-
What Grafana version and what operating system are you using?
- Grafana Version: v10.1.4
- Operating System: Ubuntu 20.04.6 LTS
-
What are you trying to achieve?
- Embed Grafana in an Iframe with authentication via Reverse Proxy.
- How are you trying to achieve it?
- We have installed Grafana locally, which is hosted at http://localhost:3000
- We have Drawn some Graphs in Grafana and are embedding the same in the React APP
- Since we cannot keep the Graphs open for all, we are planning to implement the JWT-based authentication, which is mentioned in the documentation
- We are embedding the nginx reverse proxy link in the Iframes,
- For now we have hardcoded the auth token in the Nginx, Reverse Proxy and the Graphs loads and embeds fine
- What happened?
- We are passing the auth token to Grafana via Reverse Proxy and subsequently Grafana done some API calls as below and they seem to throw authentication error since the token is not passed to them internally via Grafana (If we hardocode the token for API calls it seems to work).
- This seems to work fine with url_login approach where a separate token is generated by Grafana and passed for the Subsequent API calls.
API Calls
-
api/dashboards/uid/ac6c1ca8-d858-4687-9a7b-33ee578e47bf
-
api/annotations?from=1675195533000&to=1688198176000&limit=100&matchAny=false&dashboardUID=ac6c1ca8-d858-4687-9a7b-33ee578e47bf
-
api/ds/query
-
api/ds/query?ds_type=mysql&requestId=Q100
-
What did you expect to happen?
- Grafana should internally send the auth token for the subsequent API calls on its own (as it works for the url_login approach) since we will not be able to identify if the API call has genuinely come from Grafana from Grafana or Postman.
- Can you copy/paste the configuration(s) that you are having problems with?
- Grafana
allow_embedding = true
[auth.jwt]
enabled = true
header_name = X-WEBAUTH-USER
; jwk_set_file = /etc/grafana/jwks.json
; email_claim = sub
; username_claim = sub
jwk_set_file = /etc/grafana/jwksjson
email_claim = username
username_claim = username
;jwk_set_url = https://foo.bar/.well-known/jwks.json
cache_ttl = 60m
;key_file = public_key.pem
;role_attribute_path =
;role_attribute_strict = false
auto_sign_up = true
url_login = true
;allow_assign_grafana_admin = false
Nginx
http {
# This is required to proxy Grafana Live WebSocket connections.
map $http_upgrade $connection_upgrade {
default upgrade;
'' close;
}
upstream grafana {
server localhost:3000;
}
server {
listen 99;
root /usr/share/nginx/html;
index index.html index.htm;
# location /api {
# proxy_pass http://localhost:3000/api;
# }
location /api {
proxy_pass http://localhost:3000/api;
}
location / {
proxy_set_header X-WEBAUTH-USER <JWT_AUTH_TOKEN>;
proxy_set_header Host $host;
proxy_pass http://localhost:3000;
}
# Proxy Grafana Live WebSocket connections.
location /api/live/ {
proxy_http_version 1.1;
proxy_set_header Upgrade $http_upgrade;
proxy_set_header Connection $connection_upgrade;
proxy_set_header Host $host;
proxy_pass http://localhost:3000/api/live/;
}
}
}
events {}
- Did you receive any errors in the Grafana UI or in related logs?
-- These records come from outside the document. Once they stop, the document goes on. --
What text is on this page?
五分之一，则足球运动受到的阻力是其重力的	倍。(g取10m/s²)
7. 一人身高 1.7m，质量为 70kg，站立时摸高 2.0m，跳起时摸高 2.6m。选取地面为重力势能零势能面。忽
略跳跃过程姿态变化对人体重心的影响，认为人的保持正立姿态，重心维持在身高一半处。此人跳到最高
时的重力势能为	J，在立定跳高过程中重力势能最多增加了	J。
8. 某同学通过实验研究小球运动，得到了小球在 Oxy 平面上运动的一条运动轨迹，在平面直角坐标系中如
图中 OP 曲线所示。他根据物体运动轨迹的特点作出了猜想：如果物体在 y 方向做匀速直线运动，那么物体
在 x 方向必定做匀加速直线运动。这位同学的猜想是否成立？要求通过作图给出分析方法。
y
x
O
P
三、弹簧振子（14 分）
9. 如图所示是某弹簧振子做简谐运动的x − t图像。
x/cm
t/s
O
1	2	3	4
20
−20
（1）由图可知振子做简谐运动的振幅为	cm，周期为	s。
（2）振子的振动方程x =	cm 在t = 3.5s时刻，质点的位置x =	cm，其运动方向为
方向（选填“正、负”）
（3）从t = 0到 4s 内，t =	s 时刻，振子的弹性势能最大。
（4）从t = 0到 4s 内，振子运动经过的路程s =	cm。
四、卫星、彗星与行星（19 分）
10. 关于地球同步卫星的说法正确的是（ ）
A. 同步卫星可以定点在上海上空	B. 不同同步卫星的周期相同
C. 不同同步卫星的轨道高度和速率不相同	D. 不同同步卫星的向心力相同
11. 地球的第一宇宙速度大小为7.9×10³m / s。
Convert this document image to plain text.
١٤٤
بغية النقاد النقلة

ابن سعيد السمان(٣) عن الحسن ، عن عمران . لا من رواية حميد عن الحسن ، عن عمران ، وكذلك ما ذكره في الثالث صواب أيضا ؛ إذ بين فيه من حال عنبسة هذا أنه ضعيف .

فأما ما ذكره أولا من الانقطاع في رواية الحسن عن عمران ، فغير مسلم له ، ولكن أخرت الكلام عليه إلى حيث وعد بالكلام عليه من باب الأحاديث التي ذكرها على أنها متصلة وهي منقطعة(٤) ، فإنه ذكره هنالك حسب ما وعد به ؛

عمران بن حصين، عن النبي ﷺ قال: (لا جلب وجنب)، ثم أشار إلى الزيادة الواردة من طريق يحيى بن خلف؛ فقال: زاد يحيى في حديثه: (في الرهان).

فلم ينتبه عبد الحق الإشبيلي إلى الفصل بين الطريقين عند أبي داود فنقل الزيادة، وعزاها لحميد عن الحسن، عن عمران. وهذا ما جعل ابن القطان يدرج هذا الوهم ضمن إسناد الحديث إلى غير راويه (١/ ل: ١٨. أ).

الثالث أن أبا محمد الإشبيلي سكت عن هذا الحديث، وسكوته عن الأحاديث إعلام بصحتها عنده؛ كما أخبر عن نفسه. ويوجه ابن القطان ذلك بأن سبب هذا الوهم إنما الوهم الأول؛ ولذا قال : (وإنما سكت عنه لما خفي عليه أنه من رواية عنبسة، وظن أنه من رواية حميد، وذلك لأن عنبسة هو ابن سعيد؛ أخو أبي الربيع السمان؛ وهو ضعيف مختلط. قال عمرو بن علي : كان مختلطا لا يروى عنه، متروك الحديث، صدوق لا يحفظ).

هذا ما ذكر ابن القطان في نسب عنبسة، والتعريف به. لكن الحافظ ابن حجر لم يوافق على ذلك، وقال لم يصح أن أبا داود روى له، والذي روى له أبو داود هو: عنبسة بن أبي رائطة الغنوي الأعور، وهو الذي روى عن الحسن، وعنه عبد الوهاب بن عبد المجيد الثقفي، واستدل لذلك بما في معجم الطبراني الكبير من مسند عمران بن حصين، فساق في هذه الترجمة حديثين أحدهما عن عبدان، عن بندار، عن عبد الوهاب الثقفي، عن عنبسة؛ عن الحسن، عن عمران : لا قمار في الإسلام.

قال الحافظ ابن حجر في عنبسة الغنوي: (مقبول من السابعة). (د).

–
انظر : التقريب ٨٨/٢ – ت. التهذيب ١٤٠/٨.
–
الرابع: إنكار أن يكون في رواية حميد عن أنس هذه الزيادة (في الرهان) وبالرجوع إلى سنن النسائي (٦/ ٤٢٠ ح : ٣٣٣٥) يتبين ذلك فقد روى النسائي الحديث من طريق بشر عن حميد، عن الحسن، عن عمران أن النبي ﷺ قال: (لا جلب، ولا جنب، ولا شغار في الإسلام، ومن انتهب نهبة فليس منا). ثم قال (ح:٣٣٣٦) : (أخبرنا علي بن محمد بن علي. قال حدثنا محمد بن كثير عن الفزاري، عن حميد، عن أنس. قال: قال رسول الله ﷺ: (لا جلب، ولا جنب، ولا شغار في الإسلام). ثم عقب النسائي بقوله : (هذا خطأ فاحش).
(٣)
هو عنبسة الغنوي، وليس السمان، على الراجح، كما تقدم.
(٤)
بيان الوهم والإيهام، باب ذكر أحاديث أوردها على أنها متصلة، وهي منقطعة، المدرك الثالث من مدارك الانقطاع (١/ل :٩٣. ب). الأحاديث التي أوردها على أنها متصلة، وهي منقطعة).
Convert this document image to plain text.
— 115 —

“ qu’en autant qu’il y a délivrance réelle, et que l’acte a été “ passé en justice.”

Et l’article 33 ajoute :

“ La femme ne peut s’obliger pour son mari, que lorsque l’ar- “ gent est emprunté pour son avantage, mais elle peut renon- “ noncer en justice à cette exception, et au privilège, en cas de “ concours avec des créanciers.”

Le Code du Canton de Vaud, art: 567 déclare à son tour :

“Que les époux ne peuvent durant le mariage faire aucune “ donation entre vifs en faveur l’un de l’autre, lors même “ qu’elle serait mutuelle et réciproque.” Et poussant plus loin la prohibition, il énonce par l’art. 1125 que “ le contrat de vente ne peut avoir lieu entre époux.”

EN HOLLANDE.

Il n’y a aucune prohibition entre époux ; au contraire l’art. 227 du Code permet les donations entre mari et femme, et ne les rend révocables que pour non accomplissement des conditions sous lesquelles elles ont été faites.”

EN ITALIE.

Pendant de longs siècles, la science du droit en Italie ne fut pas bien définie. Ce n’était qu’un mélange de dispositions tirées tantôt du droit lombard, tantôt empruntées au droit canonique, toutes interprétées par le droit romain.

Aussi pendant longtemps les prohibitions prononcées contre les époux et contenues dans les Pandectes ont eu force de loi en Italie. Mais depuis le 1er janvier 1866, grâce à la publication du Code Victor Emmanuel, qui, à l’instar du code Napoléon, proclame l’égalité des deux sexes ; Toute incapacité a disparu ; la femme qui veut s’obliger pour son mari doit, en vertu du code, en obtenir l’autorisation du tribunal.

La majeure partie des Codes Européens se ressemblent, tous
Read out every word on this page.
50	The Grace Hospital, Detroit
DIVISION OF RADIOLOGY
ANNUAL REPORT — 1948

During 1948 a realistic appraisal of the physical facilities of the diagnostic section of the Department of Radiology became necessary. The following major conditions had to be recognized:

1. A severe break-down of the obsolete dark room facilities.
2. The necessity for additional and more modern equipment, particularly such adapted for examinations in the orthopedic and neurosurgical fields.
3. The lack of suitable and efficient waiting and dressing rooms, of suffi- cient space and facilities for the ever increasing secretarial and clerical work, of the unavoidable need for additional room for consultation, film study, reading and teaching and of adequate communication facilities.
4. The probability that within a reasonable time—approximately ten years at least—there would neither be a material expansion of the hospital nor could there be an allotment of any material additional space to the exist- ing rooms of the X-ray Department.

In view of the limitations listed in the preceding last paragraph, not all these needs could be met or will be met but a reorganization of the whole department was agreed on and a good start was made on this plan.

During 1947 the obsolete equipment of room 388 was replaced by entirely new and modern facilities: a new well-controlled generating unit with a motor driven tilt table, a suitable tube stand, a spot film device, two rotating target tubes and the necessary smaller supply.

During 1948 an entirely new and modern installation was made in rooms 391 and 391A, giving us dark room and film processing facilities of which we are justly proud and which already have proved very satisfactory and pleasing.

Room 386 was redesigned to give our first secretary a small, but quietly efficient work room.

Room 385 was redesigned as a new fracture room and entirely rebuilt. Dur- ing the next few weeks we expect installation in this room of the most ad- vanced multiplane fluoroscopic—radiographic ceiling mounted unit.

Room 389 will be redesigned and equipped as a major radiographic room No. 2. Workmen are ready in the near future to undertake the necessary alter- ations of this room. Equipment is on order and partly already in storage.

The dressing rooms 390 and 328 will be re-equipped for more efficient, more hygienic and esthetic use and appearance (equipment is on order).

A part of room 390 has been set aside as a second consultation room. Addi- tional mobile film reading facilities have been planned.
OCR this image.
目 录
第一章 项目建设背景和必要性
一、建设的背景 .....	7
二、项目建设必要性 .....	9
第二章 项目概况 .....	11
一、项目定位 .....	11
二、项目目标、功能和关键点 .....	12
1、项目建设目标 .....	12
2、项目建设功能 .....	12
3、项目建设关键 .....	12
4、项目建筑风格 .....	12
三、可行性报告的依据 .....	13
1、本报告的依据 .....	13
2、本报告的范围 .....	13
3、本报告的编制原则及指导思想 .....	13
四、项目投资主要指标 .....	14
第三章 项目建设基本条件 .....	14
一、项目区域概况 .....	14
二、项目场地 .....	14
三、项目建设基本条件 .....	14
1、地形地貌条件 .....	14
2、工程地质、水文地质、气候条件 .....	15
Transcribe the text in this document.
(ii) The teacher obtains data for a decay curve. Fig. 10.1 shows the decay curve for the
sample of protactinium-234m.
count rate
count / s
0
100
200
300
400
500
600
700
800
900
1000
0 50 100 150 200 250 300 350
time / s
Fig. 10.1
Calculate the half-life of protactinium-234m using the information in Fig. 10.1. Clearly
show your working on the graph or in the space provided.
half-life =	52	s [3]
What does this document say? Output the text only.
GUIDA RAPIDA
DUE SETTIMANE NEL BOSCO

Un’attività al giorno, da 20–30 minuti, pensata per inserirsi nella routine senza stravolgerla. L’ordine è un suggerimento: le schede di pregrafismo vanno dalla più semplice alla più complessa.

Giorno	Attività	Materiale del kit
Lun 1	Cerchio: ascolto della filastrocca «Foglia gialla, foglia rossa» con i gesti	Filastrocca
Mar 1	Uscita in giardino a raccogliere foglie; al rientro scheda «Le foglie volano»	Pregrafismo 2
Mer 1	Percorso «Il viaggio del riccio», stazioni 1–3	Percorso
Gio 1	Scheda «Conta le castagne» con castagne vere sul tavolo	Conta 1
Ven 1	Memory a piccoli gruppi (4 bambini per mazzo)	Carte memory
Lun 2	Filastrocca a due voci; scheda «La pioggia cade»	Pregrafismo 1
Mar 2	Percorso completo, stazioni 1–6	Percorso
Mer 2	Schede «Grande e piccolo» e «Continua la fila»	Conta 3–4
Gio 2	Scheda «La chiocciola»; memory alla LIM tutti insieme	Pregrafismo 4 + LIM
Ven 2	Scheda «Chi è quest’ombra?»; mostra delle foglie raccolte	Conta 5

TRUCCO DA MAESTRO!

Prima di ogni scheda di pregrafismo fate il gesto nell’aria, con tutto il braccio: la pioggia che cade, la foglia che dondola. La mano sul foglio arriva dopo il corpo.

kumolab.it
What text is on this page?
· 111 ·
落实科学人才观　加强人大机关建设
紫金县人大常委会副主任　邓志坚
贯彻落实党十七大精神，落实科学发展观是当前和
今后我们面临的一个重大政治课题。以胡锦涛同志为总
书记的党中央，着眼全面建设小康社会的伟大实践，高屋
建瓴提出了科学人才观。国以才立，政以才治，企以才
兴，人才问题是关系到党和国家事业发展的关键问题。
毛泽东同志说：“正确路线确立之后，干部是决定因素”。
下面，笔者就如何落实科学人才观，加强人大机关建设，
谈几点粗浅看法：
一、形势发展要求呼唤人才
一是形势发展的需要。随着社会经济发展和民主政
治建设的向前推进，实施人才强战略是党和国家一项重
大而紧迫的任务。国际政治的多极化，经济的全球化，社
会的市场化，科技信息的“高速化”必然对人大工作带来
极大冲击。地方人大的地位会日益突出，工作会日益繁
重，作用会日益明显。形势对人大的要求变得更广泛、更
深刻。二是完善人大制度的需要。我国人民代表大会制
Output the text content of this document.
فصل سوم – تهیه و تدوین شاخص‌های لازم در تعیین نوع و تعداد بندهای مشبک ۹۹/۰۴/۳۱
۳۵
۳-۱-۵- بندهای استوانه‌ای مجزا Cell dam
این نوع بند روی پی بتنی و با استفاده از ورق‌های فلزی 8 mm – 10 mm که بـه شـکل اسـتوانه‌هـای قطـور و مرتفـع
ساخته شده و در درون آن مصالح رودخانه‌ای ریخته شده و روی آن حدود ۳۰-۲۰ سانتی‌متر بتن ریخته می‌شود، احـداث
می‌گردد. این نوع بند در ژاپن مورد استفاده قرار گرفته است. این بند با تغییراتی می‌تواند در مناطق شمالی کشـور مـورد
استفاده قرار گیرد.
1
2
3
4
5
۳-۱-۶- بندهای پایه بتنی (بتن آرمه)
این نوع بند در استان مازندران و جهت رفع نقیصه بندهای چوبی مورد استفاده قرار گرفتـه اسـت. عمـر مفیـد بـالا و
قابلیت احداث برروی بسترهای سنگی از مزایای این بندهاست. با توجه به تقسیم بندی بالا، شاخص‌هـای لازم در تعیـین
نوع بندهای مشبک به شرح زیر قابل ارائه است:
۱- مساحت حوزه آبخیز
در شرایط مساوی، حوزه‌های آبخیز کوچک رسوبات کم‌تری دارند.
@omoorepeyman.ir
If so, please tell us exactly what they were.
For the API calls we are getting Unauthorized error
eg API /api/login/ping we are getting response
message “Unauthorized”
We are expecting Grafana to pass the auth token for all subsequent API calls as this is Grafanas internal functionality.
- Did you follow any online instructions? If so, what is the URL?
yes, all instructions were followed from the official documentation.